There are two main kitchen styles you need to know about; fitted, and free standing. Fitted or built-in kitchens are those that have all the furniture (cupboards, appliances, sink, cooker etc.) fixed against the wall to give the impression that they are built-in to the room. Free standing kitchens have separate units that are not attached to the walls and can be moved independent of each other.
Anyone looking to utilise a small space should opt for a fitted kitchen as all units are integrated with each other and fixed to the wall giving the look and feel of more space. As they are also a lot cheaper than free standing kitchens they also offer great value for money. Many people assume that being so much cheaper, fitted kitchens will be of an inferior quality. Although there may be some that are not up to scratch, in general, that is not the case. These days, the carcasses of fitted kitchens are almost identical to free-standing ones.
The main drawback of the fitted kitchen styles is the difficulty when it comes to fixing the appliances within. If a fitted appliance needs fixing it can be hard to access and you may need to take half the kitchen apart to reach it. Of course in the modern age this is becoming less and less of a problem, especially when dealing with quality German hardware!
Free Standing Kitchens
Often seen as the more luxurious option for kitchens; the free standing option is usually more expensive. The main advantage of free standing kitchens is the fact you can move pieces around as you require making it easy to change the layout of you kitchen. Plus, any broken appliances can be easily accessed without having to dismantle the rest of the kitchen! The most recognisable version of this design is old fashioned country kitchens; usually incorporating the traditional Welsh dresser.
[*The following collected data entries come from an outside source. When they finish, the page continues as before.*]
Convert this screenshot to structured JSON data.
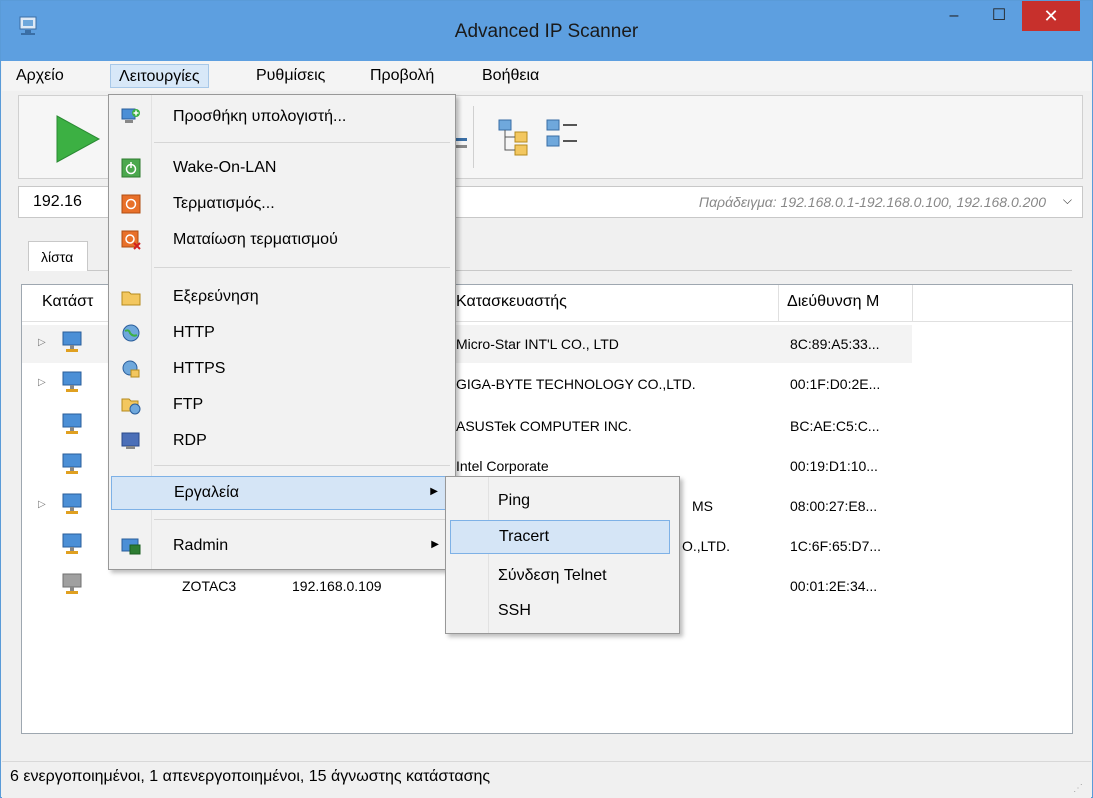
{
  "window": {
    "title": "Advanced IP Scanner",
    "minimize_glyph": "–",
    "maximize_glyph": "☐",
    "close_glyph": "✕"
  },
  "menubar": {
    "items": [
      {
        "label": "Αρχείο"
      },
      {
        "label": "Λειτουργίες"
      },
      {
        "label": "Ρυθμίσεις"
      },
      {
        "label": "Προβολή"
      },
      {
        "label": "Βοήθεια"
      }
    ]
  },
  "range": {
    "value": "192.16",
    "hint": "Παράδειγμα: 192.168.0.1-192.168.0.100, 192.168.0.200"
  },
  "tabs": {
    "first_label": "λίστα απ"
  },
  "list": {
    "headers": {
      "status": "Κατάστ",
      "manufacturer": "Κατασκευαστής",
      "mac": "Διεύθυνση Μ"
    },
    "rows": [
      {
        "manufacturer": "Micro-Star INT'L CO., LTD",
        "mac": "8C:89:A5:33..."
      },
      {
        "manufacturer": "GIGA-BYTE TECHNOLOGY CO.,LTD.",
        "mac": "00:1F:D0:2E..."
      },
      {
        "manufacturer": "ASUSTek COMPUTER INC.",
        "mac": "BC:AE:C5:C..."
      },
      {
        "manufacturer": "Intel Corporate",
        "mac": "00:19:D1:10..."
      },
      {
        "manufacturer": "MS",
        "mac": "08:00:27:E8..."
      },
      {
        "manufacturer": "O.,LTD.",
        "mac": "1C:6F:65:D7..."
      },
      {
        "name": "ZOTAC3",
        "ip": "192.168.0.109",
        "mac": "00:01:2E:34..."
      }
    ]
  },
  "dropdown": {
    "items": [
      {
        "label": "Προσθήκη υπολογιστή..."
      },
      {
        "label": "Wake-On-LAN"
      },
      {
        "label": "Τερματισμός..."
      },
      {
        "label": "Ματαίωση τερματισμού"
      },
      {
        "label": "Εξερεύνηση"
      },
      {
        "label": "HTTP"
      },
      {
        "label": "HTTPS"
      },
      {
        "label": "FTP"
      },
      {
        "label": "RDP"
      },
      {
        "label": "Εργαλεία"
      },
      {
        "label": "Radmin"
      }
    ]
  },
  "submenu": {
    "items": [
      {
        "label": "Ping"
      },
      {
        "label": "Tracert"
      },
      {
        "label": "Σύνδεση Telnet"
      },
      {
        "label": "SSH"
      }
    ]
  },
  "status": {
    "text": "6 ενεργοποιημένοι, 1 απενεργοποιημένοι, 15 άγνωστης κατάστασης"
  },
  "colors": {
    "titlebar": "#5d9fe0",
    "close_button": "#c7302c",
    "menu_highlight": "#d5e5f6",
    "play_green": "#3cb043"
  }
}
One disadvantage to free-standing kitchens is it is more difficult to create a unified look; something automatically achieved with fitted kitchens. Units placed here and there can make kitchens look a little cluttered and mismatched. However, those with an eclectic taste may prefer kitchens with a mixture of styles which can have a certain charm if done correctly. One last thing to mention is that these types of kitchens are not always easy to clean as food often disappears underneath free standing units.
Combination kitchens mean you can have the best of both kitchen styles. Why not go for groups of fitted units and wall cabinets but with free standing appliances. This works especially well for those who have oversized appliances such as American-style fridge freezers or cooking ranges which you may not have space for in a standard fitted kitchen.
As mentioned, most kitchens are made from similar carcasses so for anyone on a budget the best bet is to purchase a cheap carcass. That way you can save up for more luxurious worktops, unit doors and kitchen accessories.